De novo assembly method used in the construction of a reference transcriptome for Schistocephalus solidus. Sequencing libraries from three developmental stages of S. solidus, non-infective plerocercoid, infective plerocercoid and adult, were trimmed (PHRED > 2, read length > 60 nucl.), concatenated and assembled de novo (1 library per stage). Next, the three libraries initially used to produce the de novo assembly, in addition to 11 libraries spanning the same three developmental stages (non-infective plerocercoid = 6 libraries, infective plerocercoid = 3 libraries, adult = 2 libraries) were aligned back to the de novo assembly. corset was used on the resulting alignment to eliminate redundancy by creating clusters of similar sequences, called ‘unigenes’. Transcripts were finally annotated through the Trinotate pipeline and transcripts poorly supported by protein-coding evidence were discarded, along with transcripts showing a low average coverage, i.e. CPM < 10 in 50 % of the samples in one group. The final transcriptome contains 24,765 transcripts accounting for 10,285 unigenes, of which 77 % could be annotated

Using Trimmomatic v0.33 [36], sequencing adaptors were removed from raw reads, reads were quality trimmed and then selected for minimum length (reads ≥ 60 bp were retained).
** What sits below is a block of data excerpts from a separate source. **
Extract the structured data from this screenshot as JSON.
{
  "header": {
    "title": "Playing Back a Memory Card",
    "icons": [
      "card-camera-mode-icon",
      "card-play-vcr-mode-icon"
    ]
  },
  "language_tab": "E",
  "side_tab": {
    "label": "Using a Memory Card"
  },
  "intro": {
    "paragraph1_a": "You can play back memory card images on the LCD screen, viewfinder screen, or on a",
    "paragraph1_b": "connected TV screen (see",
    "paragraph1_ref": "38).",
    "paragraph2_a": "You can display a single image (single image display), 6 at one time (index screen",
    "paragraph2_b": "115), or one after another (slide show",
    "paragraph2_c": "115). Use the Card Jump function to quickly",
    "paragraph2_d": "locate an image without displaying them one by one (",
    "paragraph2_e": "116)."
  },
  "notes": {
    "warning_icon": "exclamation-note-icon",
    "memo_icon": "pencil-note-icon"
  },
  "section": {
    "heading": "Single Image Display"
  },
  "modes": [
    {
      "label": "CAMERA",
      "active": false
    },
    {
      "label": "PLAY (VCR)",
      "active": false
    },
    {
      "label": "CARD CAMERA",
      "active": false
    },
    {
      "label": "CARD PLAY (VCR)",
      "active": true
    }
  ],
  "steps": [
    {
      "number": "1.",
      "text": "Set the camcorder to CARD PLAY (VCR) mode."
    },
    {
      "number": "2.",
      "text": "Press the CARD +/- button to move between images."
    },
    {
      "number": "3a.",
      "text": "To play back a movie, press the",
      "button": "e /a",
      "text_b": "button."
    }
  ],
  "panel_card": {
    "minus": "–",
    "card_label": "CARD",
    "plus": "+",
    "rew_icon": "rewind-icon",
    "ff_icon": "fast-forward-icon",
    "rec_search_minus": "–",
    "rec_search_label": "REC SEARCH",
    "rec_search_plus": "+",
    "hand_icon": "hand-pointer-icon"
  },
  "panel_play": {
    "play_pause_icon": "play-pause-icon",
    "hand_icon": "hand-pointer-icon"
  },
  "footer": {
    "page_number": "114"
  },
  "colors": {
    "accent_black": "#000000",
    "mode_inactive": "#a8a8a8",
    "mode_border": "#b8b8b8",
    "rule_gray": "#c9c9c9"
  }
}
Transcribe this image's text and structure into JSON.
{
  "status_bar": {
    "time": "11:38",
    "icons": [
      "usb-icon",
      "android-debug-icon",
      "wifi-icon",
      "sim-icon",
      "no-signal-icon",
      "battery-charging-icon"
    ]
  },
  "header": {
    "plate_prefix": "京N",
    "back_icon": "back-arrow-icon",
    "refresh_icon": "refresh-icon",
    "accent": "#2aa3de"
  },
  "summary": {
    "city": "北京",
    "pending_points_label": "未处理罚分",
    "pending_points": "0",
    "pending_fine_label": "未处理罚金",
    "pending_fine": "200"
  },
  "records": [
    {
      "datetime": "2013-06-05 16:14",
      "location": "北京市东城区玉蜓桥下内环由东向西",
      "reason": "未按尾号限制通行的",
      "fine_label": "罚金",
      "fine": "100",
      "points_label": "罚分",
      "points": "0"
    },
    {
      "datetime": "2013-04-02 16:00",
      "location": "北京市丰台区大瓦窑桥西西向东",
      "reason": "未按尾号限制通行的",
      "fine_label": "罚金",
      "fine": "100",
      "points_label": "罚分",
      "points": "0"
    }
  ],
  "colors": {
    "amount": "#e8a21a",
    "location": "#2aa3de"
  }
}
As the primary goal of this study was to perform a de novo assembly, a less-stringent trimming threshold was selected (Phred score = 2) as suggested for increased de novo assembly quality [37]. Trimmed libraries for the three representative samples were then concatenated and used as the input for a de novo assembly through the Trinity pipeline v.2.0.6 with default parameters and a minimum contig length of 150 nucleotides [38]. Next, trimmed sequencing reads for the 14 HiSeq libraries (deposited into the NCBI SRA under accession number SRP066813, associated with BioProject PRJNA304161) were aligned with Bowtie 2 v.2.1.0 [39] against the de novo assembly, allowing multi-mapping for each read. Corset v.1.04 [40] was then utilized to cluster transcripts into unigenes based on sequence similarity and read counts (total of 14 sorted BAM files, i.e. one per individual library). Open reading frames (ORFs) were predicted for all transcripts with Transdecoder v.2.0.1 [38]. The raw transcriptome was finally filtered to discard transcripts that were poorly supported by protein-coding evidence (ORF length < 10 amino acids) and with low read counts (transcripts with CPM > 15 in at least three samples in one of the three developmental stages were kept). Considering the increasing evidence for key biological functions performed by non-coding RNAs [41], transcripts that did not contain ORFs that met our criteria were considered as “potentially non-coding” for further analysis and are provided as supplementary resource associated with this publication [30]. Results of the assembly and filtering steps can be found in Table 2.
Table 2

De novo assembly and annotations metrics for the transcriptome of the cestode Schistocephalus solidus

De novo assembly

 Assembled bases

195 089 904

 Assembled transcripts

293 731

 Unigenes – Unfiltered

115 318

 Unigenes – Expression filter

12 291

 Unigenes – Expression & ORF filters (transcripts)

10 285 (24 765)

 Average transcripts per filtered unigene

2.41

 Sum of filtered transcripts (Mbp)

367.83

 Average length (bp) – Filtered transcripts (min - max : median)

2 684 (174–25 376 : 2168)

Annotation

 Unigenes with protein name

7 920 (77 %)

 Unigenes with Gene Ontology (% of unigenes)

7 323 (71 %)

 Proteins with complete ORF (% of unigenes)

20 335 (82 %)

 Unigenes/transcripts with KEGG ID (% of unigenes)

4 270/7 798 (35 %)

Annotation

Annotation was performed on predicted protein amino acid sequences using Trinotate v.2.0.2 [38] to assign a protein name and GO terms to each transcript. Predicted proteins were analyzed by several methods for functional annotation, starting with a sequence homology search on UniProtKB/Swissprot (downloaded 11 May 2015). Protein sequences were then mined for functional domains through HMMER v3.1 [42] and Pfam v.28.0 [43]. Signal peptides and transmembrane domains were assigned to coding sequences according to hidden Markov model-based prediction algorithms implemented in SignalP v.4.1 [44] and tmHMM v.2.0 [45], respectively. Transcripts were finally compared to curated annotation databases including EMBL Uniprot [46], KEGG [47], eggNOG v.3.0 [48] and GO pathways [49]. The steps and scripts built to implement this annotation pipeline are available on Github [50]. Transvestigator [51] was finally used to prepare the data for submission to NCBI Transcriptome Shotgun Assembly (TSA), by confirming that ORFs were on the positive strand and that each transcript was associated with at least one ORF. Annotation information based on the results obtained with Trinotate was also included in the TSA submission (accessible through GigaDB accession publication associated with this publication, see [30]).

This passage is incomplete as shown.